Rickey’s rectitude and Robinson’s courage have become central parables of baseball and America, exemplars of decency and strength that inspire all of  us. Their “great experiment” came too late for such heroes of black ball as Josh Gibson and Oscar Charleston and Ray Dandridge, but its success has been complete. Once the integrative or leveling model of baseball—all America playing and working in harmony—was extended to African Americans, the effect on the nation was profound. Eighty years after the Civil War, America had proved itself unable to practice the values for which it was fought; baseball showed the way. This is what Commissioner Ford Frick said to the St. Louis Cardinals, rumored to be planning a strike in May 1947:

If you do this you will be suspended from the league. You will find that the friends you think you have in the press box will not support you, that you will be outcasts. I do not care if half the league strikes. Those who do it will encounter quick retribution. They will be suspended and I don’t care if it wrecks the National League for five years. This is the United States of America, and one citizen has as much right to play as any other. The National League will go down the line with Robinson whatever the consequence.
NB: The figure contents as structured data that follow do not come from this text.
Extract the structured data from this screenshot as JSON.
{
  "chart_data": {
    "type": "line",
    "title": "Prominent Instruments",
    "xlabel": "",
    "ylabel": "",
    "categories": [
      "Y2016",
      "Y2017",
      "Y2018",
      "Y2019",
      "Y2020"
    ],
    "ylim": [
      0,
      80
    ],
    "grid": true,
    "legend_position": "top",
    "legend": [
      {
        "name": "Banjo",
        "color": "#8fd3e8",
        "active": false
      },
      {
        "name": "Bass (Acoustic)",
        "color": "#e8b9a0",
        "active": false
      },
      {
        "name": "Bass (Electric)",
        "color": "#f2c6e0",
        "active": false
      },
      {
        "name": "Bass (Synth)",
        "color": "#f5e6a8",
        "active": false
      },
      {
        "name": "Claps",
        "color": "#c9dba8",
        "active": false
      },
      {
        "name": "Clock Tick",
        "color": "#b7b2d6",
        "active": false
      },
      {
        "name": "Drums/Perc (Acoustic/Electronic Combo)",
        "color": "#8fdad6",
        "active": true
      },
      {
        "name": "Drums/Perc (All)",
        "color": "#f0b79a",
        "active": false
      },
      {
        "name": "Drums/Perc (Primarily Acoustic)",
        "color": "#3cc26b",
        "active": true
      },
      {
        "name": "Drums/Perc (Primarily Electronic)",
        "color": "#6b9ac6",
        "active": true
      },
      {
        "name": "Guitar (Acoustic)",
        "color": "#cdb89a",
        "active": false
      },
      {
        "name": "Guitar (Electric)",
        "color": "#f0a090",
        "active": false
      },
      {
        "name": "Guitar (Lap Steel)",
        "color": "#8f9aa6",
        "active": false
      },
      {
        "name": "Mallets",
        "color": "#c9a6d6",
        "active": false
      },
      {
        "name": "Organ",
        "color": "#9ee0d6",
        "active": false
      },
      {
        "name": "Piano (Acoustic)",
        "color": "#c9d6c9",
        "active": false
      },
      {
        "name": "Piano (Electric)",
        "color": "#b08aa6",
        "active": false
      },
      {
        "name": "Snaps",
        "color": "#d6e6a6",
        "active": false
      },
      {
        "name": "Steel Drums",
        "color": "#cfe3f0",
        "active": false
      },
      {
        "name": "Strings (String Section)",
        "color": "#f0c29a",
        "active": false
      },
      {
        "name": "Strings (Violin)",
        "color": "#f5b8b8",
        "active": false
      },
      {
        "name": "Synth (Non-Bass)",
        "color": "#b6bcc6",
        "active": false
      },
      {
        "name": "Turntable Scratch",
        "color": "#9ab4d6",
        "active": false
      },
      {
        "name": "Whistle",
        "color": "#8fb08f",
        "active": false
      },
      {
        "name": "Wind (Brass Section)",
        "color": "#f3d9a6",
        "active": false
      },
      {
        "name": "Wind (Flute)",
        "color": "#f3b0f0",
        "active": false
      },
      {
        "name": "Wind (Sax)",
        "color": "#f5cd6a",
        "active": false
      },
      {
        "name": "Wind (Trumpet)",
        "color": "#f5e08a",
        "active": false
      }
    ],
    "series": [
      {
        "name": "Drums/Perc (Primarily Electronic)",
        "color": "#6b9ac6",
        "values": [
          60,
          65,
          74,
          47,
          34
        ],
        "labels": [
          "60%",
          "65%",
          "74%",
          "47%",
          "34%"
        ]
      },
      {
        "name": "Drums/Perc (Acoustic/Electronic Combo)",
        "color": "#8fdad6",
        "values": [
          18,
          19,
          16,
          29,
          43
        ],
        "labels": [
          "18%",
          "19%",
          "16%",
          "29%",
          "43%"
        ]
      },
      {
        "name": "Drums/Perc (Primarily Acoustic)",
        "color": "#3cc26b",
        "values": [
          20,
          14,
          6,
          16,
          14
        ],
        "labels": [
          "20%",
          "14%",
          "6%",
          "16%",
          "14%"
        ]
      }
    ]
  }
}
As Monte Irvin said, “Baseball has done more to move America in the right direction than all the professional patriots with their billions of  cheap words.” The Supreme Court decision of  Brown v. Topeka Board of  Education; civil rights heroes like Martin Luther King, James Meredith, Thurgood Marshall, and others; the freedom marches and the voting rights act—all were vital to America’s progress toward unity, but the title of one of Jackie Robinson’s books may not overstate the case: Baseball Has Done It.

A final way in which baseball supplies models for America is one that has been present from the game’s beginning: a model for boys wishing to be men, wrestling with their insecurities and wondering, What does it mean to be a man? What does a man do? (Most of us old boys occasionally wonder this as well.) The answers in baseball, at least, are unequivocal; as Satchel Paige said in his later years, “I loved baseball. There wasn’t no ‘maybe so’ about it.”

Baseball gives boys—and girls—a sense of how wide the world is, in its possibilities but also in its geography. Reading the summations of minor-league ball in  The Sporting News each week piqued the curiosity of baseball-mad boys like me: where were Kokomo and Mattoon and Thibodeaux and Nogales? How did people behave in Salinas or Rocky Mount? What did they eat in Artesia? How many exciting, exotic places this enormous country contained! But a note of comfort—they couldn’t be all that strange if baseball was played there.

And to that other vast  terra incognita the world of adults—baseball also offered a road map. How many boys learned to talk with adults, principally their fathers, by nodding wisely at an assessment of a shortstop’s range or a pitcher’s heart, and mock-confidently venturing an opinion about the hometown team’s chances? Our dads are our first heroes (and, decades later, our last); but in between, baseball players are what we want to be. For  heroes are larger than life, and when as adults we have taken a measure of  ourselves and found we are no more than life-size, and our bad days seemingly less than that, baseball can puff us up a bit.

Douglass Wallop put it nicely:

Saturday morning and hurtling from the house with a glove buttoned over his belt and a bat over his shoulder, rushing to the nearest vacant lot, perhaps the nearest alley, where the other guys were gathering, a place where it would always be spring. For him, baseball would always have the sound and look and smell of that morning and of other mornings just like it. Only by an accident of chance would he find himself, in the years to come, up in the grandstand, looking on. But for a quirk of fate, he himself would be down on that field; it would be his likeness on the television screen and his name in the newspaper high on the list of .300 hitters. He was a fan, but a fan only incidentally. He was, first and always, himself a baseball player.